Ted Cruz’s campaign spent more than $150,000 at US book chain Books-A-Million in the months after the Texas senator’s book was published, Forbes has reported.
Cruz, who was prominent among the Republicans trying to block the certification of Joe Biden’s election, published One Vote Away: How a Single Supreme Court Seat Can Change History in September. A financial disclosure he filed on Monday, reported on by Forbes, shows he received almost $320,000 as an advance in 2020 from the book’s publisher Regnery Publishing.
“With a simple majority on the Supreme Court, the left will have the power to curtail or even abolish the freedoms that have made our country a beacon to the world. We are one vote away from losing the Republic that the Founders handed down to us. Our most precious constitutional rights hang by a thread,” says Regnery of the title. “In One Vote Away, you will discover how often the high court decisions that affect your life have been decided by just one vote.”
The end-of-year report from Cruz’s committee, filed with the Federal Election Commission, reveals that two weeks after One Vote Away was published, his campaign spent $40,000 at Books-A-Million. Shortly afterwards, it spent a further $1,500, and in December, another $111,900. All of the purchases are described by the campaign as “books”, and Forbes speculated that they may have been used to boost his book sales, quoting Brett Kappel, a lawyer specialising in campaign finance, who said that “the FEC has issued a long series of advisory opinions allowing members to use campaign funds to buy copies of their own books at a discount from the publisher, provided that the royalties they would normally receive on those sales are given to charity”.
Forbes previously reported what three other US senators had made from book deals in 2020: Elizabeth Warren earned $278,000, Tom Cotton $202,000, and Tammy Duckworth $382,000. All three used campaign funds to buy books, but Forbes said that their purchases were all under $20,000.
A spokesperson for Cruz’s campaign told the magazine that the senator “has not received one cent of royalties in connection with any One Vote Away book sales”, but declined to reveal which books the campaign had spent more than $150,000 on.

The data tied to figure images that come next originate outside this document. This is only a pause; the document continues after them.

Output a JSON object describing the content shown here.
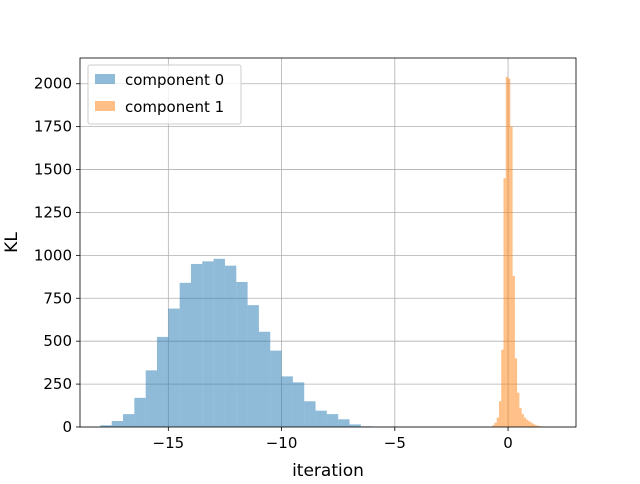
{
  "chart_data": {
    "type": "histogram",
    "xlabel": "iteration",
    "ylabel": "KL",
    "xlim": [
      -18.9,
      3.0
    ],
    "ylim": [
      0,
      2150
    ],
    "xticks": [
      -15,
      -10,
      -5,
      0
    ],
    "xtick_labels": [
      "−15",
      "−10",
      "−5",
      "0"
    ],
    "yticks": [
      0,
      250,
      500,
      750,
      1000,
      1250,
      1500,
      1750,
      2000
    ],
    "ytick_labels": [
      "0",
      "250",
      "500",
      "750",
      "1000",
      "1250",
      "1500",
      "1750",
      "2000"
    ],
    "grid": true,
    "legend_position": "upper-left",
    "series": [
      {
        "name": "component 0",
        "color": "#1f77b4",
        "alpha": 0.5,
        "bin_start": -18.0,
        "bin_width": 0.5,
        "counts": [
          10,
          35,
          75,
          170,
          330,
          525,
          690,
          840,
          950,
          965,
          980,
          940,
          845,
          710,
          555,
          445,
          295,
          260,
          150,
          95,
          75,
          45,
          15,
          4,
          2,
          1
        ]
      },
      {
        "name": "component 1",
        "color": "#ff7f0e",
        "alpha": 0.5,
        "bin_start": -0.7,
        "bin_width": 0.1,
        "counts": [
          10,
          25,
          55,
          150,
          450,
          1450,
          2040,
          2030,
          1750,
          880,
          400,
          200,
          110,
          75,
          55,
          42,
          33,
          24,
          16,
          10,
          6,
          4,
          3
        ]
      }
    ]
  }
}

When Donald Trump Jr published Triggered in 2019, it made the New York Times bestseller list, but the newspaper’s charts included a dagger beside the book to indicate that “some retailers report receiving bulk orders”. The Republican National Committee denied making bulk orders at the time, and Trump Jr was angered by the suggestion that his sales had been artificially boosted, retweeting Republican strategist Andrew Surabian’s claim that “Don did multiple book signings where he sold 1,000+ books apiece. BookScan data will show he sold more books than the #2 and #3 books combined. Media/Dems want to pretend otherwise, but he was #1 on merit.”